Hi all.I planned to attend an ACOA for the first time today, but I chickened out at the last minute. I suddenly felt guilty and I figured since the situation is no longer occurring than maybe I'm making a big deal of things. However I just finished reading DR. Jan's book Adult Children of Alcoholics and after relating to a good bit of it I figure, although my father is no longer drinking that doesn't mean I have resolved all my issues. Emotionally I think I'm still in that period. I grew up in home where fighting was a regular occurrence and I often came home with a sense of dread not knowing what the evening held in store. I could predict it wouldn't be peaceful judging by the glaze looks my father and older sibling had. Anyhow, I realize I have a hard time opening up to people, forming decent relationships, I cling to bad ones, I people please at times, etc. Do things get better?

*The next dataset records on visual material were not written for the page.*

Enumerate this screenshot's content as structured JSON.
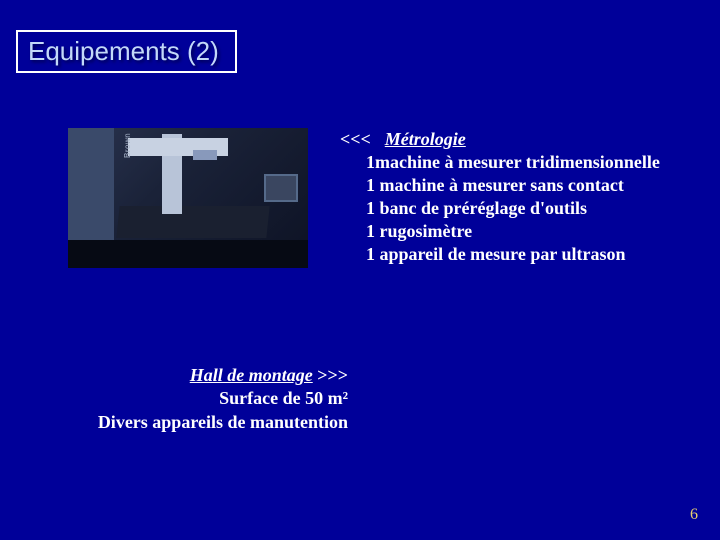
{
  "title": "Equipements (2)",
  "photo": {
    "brand_text": "Brown"
  },
  "metrologie": {
    "arrows": "<<<",
    "heading": "Métrologie",
    "items": [
      "1machine à mesurer tridimensionnelle",
      "1 machine à mesurer sans contact",
      "1 banc de préréglage d'outils",
      "1 rugosimètre",
      "1 appareil de mesure par ultrason"
    ]
  },
  "hall": {
    "heading": "Hall de montage",
    "arrows": ">>>",
    "lines": [
      "Surface de 50 m²",
      "Divers appareils de manutention"
    ]
  },
  "page_number": "6",
  "colors": {
    "background": "#000099",
    "title_text": "#c3d9f9",
    "title_border": "#ffffff",
    "body_text": "#ffffff",
    "page_num": "#e8d070"
  }
}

journeygal 12-01-2003 08:25 AM

Hi Ellen,

Unfortunately, things don't get better by themselves, at least that's been my experience. My dad stopped drinking 12 years ago, after I moved out, but the damage was done long before that. For the past 2 1/2 years I've been digging into my issues, which are a direct result of me growing up with an alcoholic father and codependent mother. It's been hard and very painful, but at least now I'm understanding why I have such problems relating to others and now I'm slowly but surely getting better.

So do yourself a huge favor and check out that ACOA meeting. :)

Hugs,
JG

Peter 12-01-2003 11:22 AM

I would also encourage you to go to the meeting.

The damaging effects of growing up in an alcoholic family will NOT go away because our parents stop drinking.

12stepmarce 12-01-2003 11:13 PM

Things get better when I became willing to change. Until then......nope.

JT 12-03-2003 05:36 AM

Hi Ellen,

Go to that meeting next time. You will find people just like you.

Living in alcoholic homes we are affected long after the initial trama ends. As you are finding out difficulty in relationships is huge.